Re: Fixing gnome-speech



Bill Haneman píše v St 28. 06. 2006 v 17:36 +0100:
> I'm not sure I agree that speech engines should not do their own audio
> output.  While I think you have identified some real problems with that
> approach, it's not clear that the ".wav file" approach has a low enough
> latency.  If tests show that latency is not a problem, then passing the
> synthesized audio bits to the driver for processing (perhaps via
> multiplexing/mixing in most situations, or for pre-emptive audio in
> others) does seem to have advantages.

Hello Bill,

I did some simple tests on socket performance some months ago. I only
tried on my home system (AMD Athlon 1800, kernels 2.6.8 and 2.6.16).
I did the test between two single thread testing processes on the same
machine whose only task was to setup the communication and write/read
data through the given port. 

The speed of data transfer very much depends on the size of the blocks
read and written. The best I could get was with 4KB blocks. Incresing
block size past this value gave little imporovements. The speed of data
transfer was about 10ms/MB (10%) (or 100MB/s if you prefer). I found
latency to be negligible by three orders of magnitude for 1MB of data
(it is somewhere about 10us). I also tried to raise the priority of the
two processes, but this only improved the results by about 10%. A very
simple graph, just to make a quick idea, is here:
http://www.freebsoft.org/~hanke/socket-times.ps

I'm not any expert on IPC communication, so it is well possible that
there is something more I could do to improve the results.

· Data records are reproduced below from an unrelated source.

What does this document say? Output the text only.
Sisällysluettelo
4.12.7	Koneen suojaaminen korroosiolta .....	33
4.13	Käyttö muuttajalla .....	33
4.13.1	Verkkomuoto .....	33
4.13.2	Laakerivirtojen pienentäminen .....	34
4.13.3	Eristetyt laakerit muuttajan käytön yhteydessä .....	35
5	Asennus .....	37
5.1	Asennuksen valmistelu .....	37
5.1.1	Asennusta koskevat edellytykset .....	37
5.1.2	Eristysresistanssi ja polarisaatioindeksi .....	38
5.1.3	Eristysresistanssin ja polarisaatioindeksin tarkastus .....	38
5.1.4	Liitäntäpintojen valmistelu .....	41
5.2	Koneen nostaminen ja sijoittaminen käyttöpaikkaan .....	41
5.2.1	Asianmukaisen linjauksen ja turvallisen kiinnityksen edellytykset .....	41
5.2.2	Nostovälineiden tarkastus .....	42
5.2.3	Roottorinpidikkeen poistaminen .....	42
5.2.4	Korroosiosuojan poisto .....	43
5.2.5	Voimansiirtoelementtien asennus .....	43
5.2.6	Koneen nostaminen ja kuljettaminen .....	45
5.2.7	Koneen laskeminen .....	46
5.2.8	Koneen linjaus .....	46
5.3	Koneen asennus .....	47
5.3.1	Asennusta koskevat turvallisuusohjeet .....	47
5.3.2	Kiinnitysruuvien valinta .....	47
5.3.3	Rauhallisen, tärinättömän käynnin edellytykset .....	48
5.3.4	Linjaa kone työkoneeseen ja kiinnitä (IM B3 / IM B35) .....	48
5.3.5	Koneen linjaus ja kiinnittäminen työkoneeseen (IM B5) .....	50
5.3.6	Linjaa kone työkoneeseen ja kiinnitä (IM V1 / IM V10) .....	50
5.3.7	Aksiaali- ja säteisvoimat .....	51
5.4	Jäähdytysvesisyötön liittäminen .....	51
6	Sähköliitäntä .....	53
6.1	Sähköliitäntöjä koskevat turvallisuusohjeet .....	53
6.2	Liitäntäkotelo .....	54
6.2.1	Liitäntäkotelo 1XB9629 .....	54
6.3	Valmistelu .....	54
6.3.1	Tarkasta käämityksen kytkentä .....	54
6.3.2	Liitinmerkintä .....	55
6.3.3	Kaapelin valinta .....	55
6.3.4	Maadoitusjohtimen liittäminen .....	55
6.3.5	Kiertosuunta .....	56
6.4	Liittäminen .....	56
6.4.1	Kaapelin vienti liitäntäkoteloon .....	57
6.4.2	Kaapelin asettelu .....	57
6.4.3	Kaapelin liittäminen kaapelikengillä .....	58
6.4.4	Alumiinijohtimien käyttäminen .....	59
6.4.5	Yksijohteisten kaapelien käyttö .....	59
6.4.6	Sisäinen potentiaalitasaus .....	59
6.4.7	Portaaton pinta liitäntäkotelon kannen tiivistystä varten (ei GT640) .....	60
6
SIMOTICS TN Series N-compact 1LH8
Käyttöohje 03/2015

Assuming 44kHz, 16 bits per sample, uncompressed data, it takes about
0,5MB to store 5 seconds of speech corresponding to transfer time of
about 5ms under my setup.

Gary Cramblitt pointed to me another simple test which seems to confirm
my results and also gives results for pipes:
http://rikkus.info/sysv-ipc-vs-pipes-vs-unix-sockets.html#conclusion


I'd say this speaks in favor of transfering audio from the synthesizers
to higher levels where it can be played more conveniently. If audio is
processed asynchronously (played as soon as some data are available),
these delays introduced by socket communications do not seem to be a
significant problem. Even if the audio started to play as late as 5
seconds of it are available (about one full sentence), the time 5ms
is still very well acceptable.

Also we must take into account that there are not many voices currently
which provide the quality of speech I've used and that hardware is
getting faster. On the other hand, I neglected the effect of other
threads running inside the same process.